21 October 2018
Probably the most positive asset that Legend can offer is Chairman Liu Chuanzhi, but Liu himself is getting older, and thus unlikely to be at the helm much longer.
Probably the most positive asset that Legend can offer is Chairman Liu Chuanzhi, but Liu himself is getting older, and thus unlikely to be at the helm much longer.

Lenovo’s parent Legend moves closer to IPO

New reports on tech conglomerate Legend Holdings are raising the possibility that the company’s long-discussed IPO could be drawing near, offering investors a new choice that combines its core Lenovo (00992.HK) PC business with a wide range of other assets.

Legend founder Liu Chuanzhi had previously indicated that he wanted to list the company around 2015, but other recent signs sparked media speculation that the plan was being accelerated and could come later this year. One of the biggest questions is still where the company will list, with China and Hong Kong as the two likeliest options.

The most significant element in the latest reports is news that Legend has officially completed its transformation into a limited stock corporation, a necessary step before it can offer shares to the public. The company has also released detailed financials for its 2013 fiscal year, providing a taste of what it has to offer for potential future investors.

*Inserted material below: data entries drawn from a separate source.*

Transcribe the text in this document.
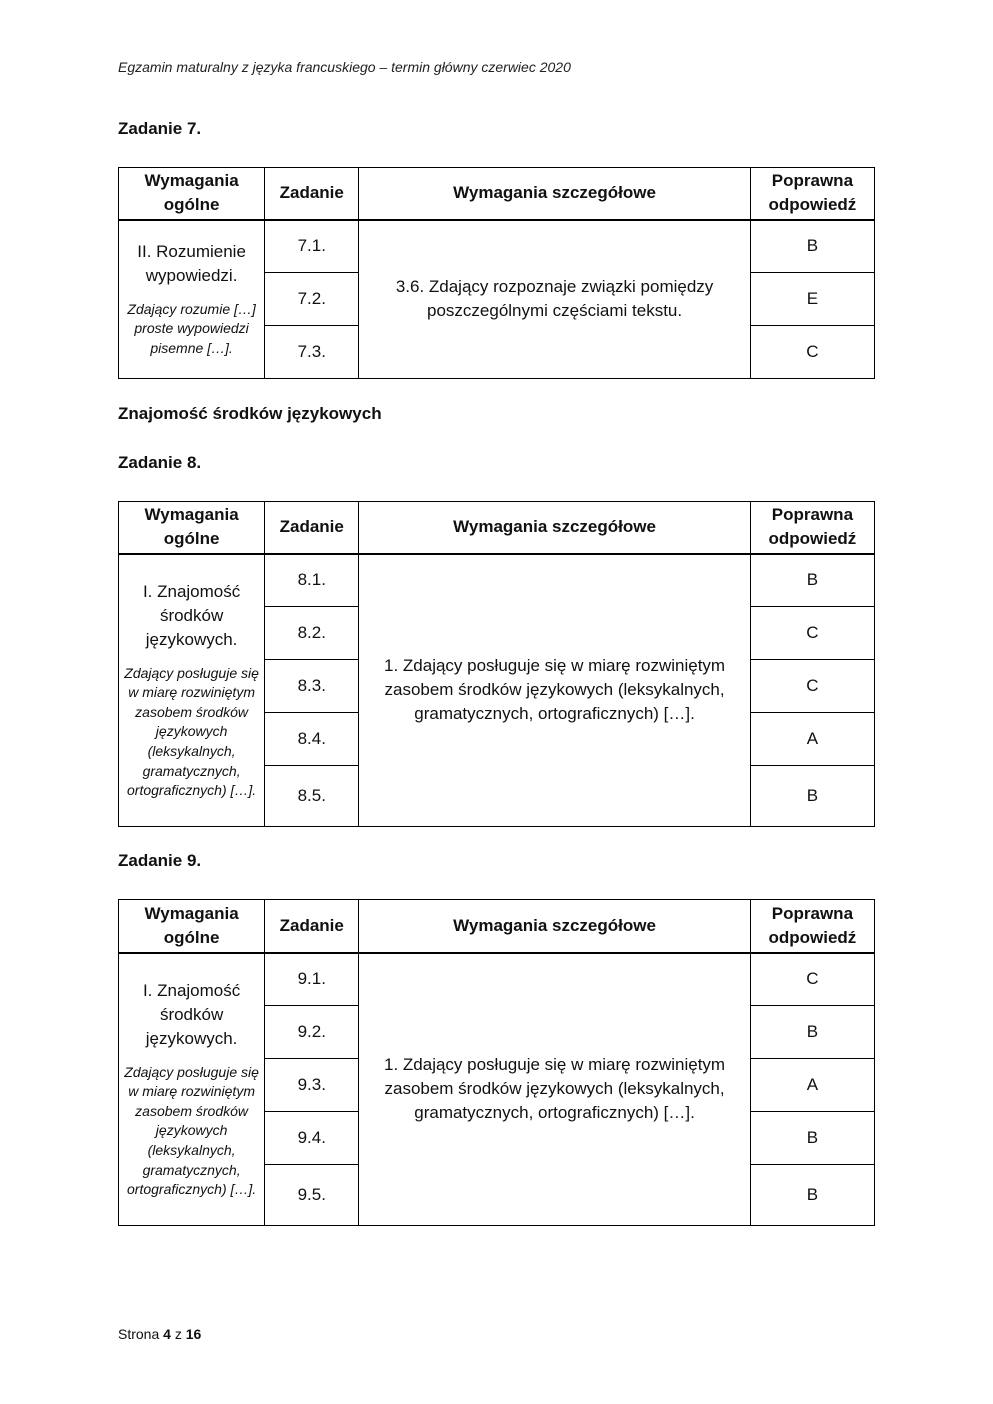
Egzamin maturalny z języka francuskiego – termin główny czerwiec 2020
Zadanie 7.
Wymagania ogólne	Zadanie	Wymagania szczegółowe	Poprawna odpowiedź

II. Rozumienie wypowiedzi.
Zdający rozumie […] proste wypowiedzi pisemne […].	7.1.	3.6. Zdający rozpoznaje związki pomiędzy poszczególnymi częściami tekstu.	B
	7.2.		E
	7.3.		C
Znajomość środków językowych
Zadanie 8.
Wymagania ogólne	Zadanie	Wymagania szczegółowe	Poprawna odpowiedź

I. Znajomość środków językowych.
Zdający posługuje się w miarę rozwiniętym zasobem środków językowych (leksykalnych, gramatycznych, ortograficznych) […].	8.1.	1. Zdający posługuje się w miarę rozwiniętym zasobem środków językowych (leksykalnych, gramatycznych, ortograficznych) […].	B
	8.2.		C
	8.3.		C
	8.4.		A
	8.5.		B
Zadanie 9.
Wymagania ogólne	Zadanie	Wymagania szczegółowe	Poprawna odpowiedź

I. Znajomość środków językowych.
Zdający posługuje się w miarę rozwiniętym zasobem środków językowych (leksykalnych, gramatycznych, ortograficznych) […].	9.1.	1. Zdający posługuje się w miarę rozwiniętym zasobem środków językowych (leksykalnych, gramatycznych, ortograficznych) […].	C
	9.2.		B
	9.3.		A
	9.4.		B
	9.5.		B
Strona 4 z 16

Let’s take a closer look at those numbers starting with the bottom line, which saw Legend’s profit rise 20 percent to 2.1 billion yuan (US$340 million) last year. Revenue rose by a slower 7.7 percent to 244 billion yuan. The company noted that both figures represented a slowing of growth rates from previous years. In 2012, Legend clocked profit and revenue growth of 30 percent and 20 percent, respectively.

It’s worth comparing figures for Legend with those for Lenovo, which also recently reported its financials for its latest fiscal year that runs through the end of March. Lenovo’s latest annual profit was up 29 percent at US$817 million, while revenue rose by a slower 14 percent to US$38.7 billion. The stronger growth for Lenovo indicates that Legend’s other businesses are growing more slowly. The company said in its report that its business was hurt in particular by widening losses at Hony Capital, its financial arm that is a major investor in Chinese tech firms.

Financials aside, Lenovo also said that it completed its transformation into a limited stock company in February, in an important step towards its goal of launching an IPO. Reports earlier this year indicated that Legend was in the process of making a series of filings with various provincial authorities, in another necessary step that would have been consistent with a Hong Kong listing.

The addition of Hong Kong as a listing destination surprised some people since Liu had been previously saying he wanted to list Legend in Shanghai or Shenzhen. But China was also in the midst of a year-long domestic IPO freeze at that time, which could have affected Liu’s decision, especially since hundreds of more cash-needy companies are now waiting to list in China.

All that said, let’s close out this post with a prediction of what’s likely to happen for Legend and how attractive it looks as an investment option. With regards to the first issue, a Hong Kong listing looks increasingly likely due to uncertainty with the broader IPO situation in China, where the regulator is reluctant to approve major new listings due to market weakness. We could also see a dual listing in Hong Kong and Shanghai later this year, and I would expect the total size of the float to reach up to US$5 billion.

As to the second question, it does seem that Legend wouldn’t be especially attractive for investors. Anyone who likes the company might be better advised to invest in Lenovo, which is more focused on the gadget space. Hony is one of Legend’s other most high-profile assets, but its money-losing status is hardly a positive. Probably the most positive asset that Legend can offer is Chairman Liu Chuanzhi, a Chinese tech pioneer who runs the parent company but has left Lenovo’s operations to the younger Yang Yuanqing. But Liu himself is getting older, and thus is unlikely to be at the helm of the company too much longer.

Bottom line: Legend Holdings is likely to launch a Hong Kong IPO as soon as this year to raise up to US$5 billion, but could see limited interest from investors due to its slowing growth.